《MUMEI》

本題?…あ、ボク力のことを聞きに来たんだった。

『村に伝わっていた不思議な力…それは、ある【言葉】を操る力だ。』

「言葉を…操る?」

『そして…陸、そなたの力は【切る】という言葉を操る力が与えられた。』

「【切る】…力…。」

『操るとは…その名の通り自由に操ることだ。可能性は無限大…どう使うかによってその力は変化する。』

「操る…か。それどうやって使えばいいんですか?切るのを操るっていうのはどういうこと?」

『…すまないが、これ以上のことは教えられないのだ。』

『もともと力の無い私たちには、【その人の持つ力の種類を教える】ことしかできません。』

そっか…そういえばそうだったな。…あれ、んじゃなんで力を教えてるんだろう?力を与えたのは棗さんや雪さんじゃないってこと?

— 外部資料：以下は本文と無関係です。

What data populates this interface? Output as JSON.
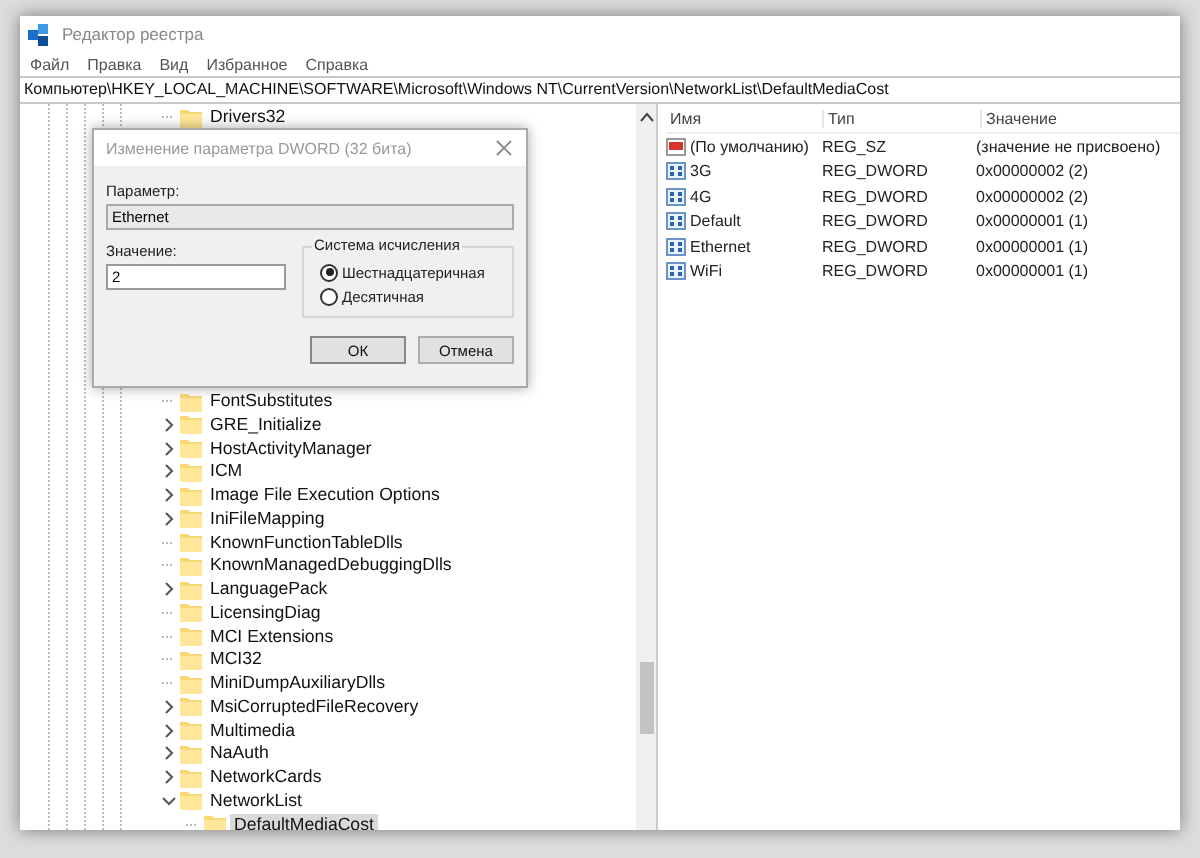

『何の因果か…陸、そなたには辛い運命を背負わせてしまったのかもしれない。力になりたいが、私たちには何も…』

辛い運命?どういうこと?なんだかわかんないことだらけだ…。

「なんだか力の種類がわかった代わりにわかんないこといっぱい増えた感じがする…」

『何も答えられず…本当に申し訳ありません。』

そう言って雪さんは申し訳無さそうに、僕に向かって頭を下げてきた。

「あ、いや…あ、あの、ゴメンなさい!」

…謝らなくていいですよ、って言おうとしたのにボクが謝ってしまった。ボクのバカァ…

『やはり…陸様は可愛らしいですね。』

…そんなほんのり顔を赤く染めないでください…。

『そういう陸は顔が真っ赤だぞ?』

うわぁ…ここにもボクの心読む人いた。ボクってサトラレかなんかなのかな…?




『…どうやらお別れのようだな。』

え?あ…なんだか2人が透け…いや違う、ボクが透けてる…?

「え、あ、ボク…」

『大丈夫…自分を信じるんだ。私たちは…陸を信じている。』

『陸様こそ…いや、今は言わない方がいいですね。頑張ってください。』

2人が笑って手を振っている。そんな、まだ聞きたいことが…。…ダメだ、もうすぐ消えるみたいだ。

「あ、あの!また、ご飯食べに来ますからー!」

最後にそう叫んだボクの目に、微笑んだ2人の顔が見えたかと思うと、すぐに見えなくなり、そして…。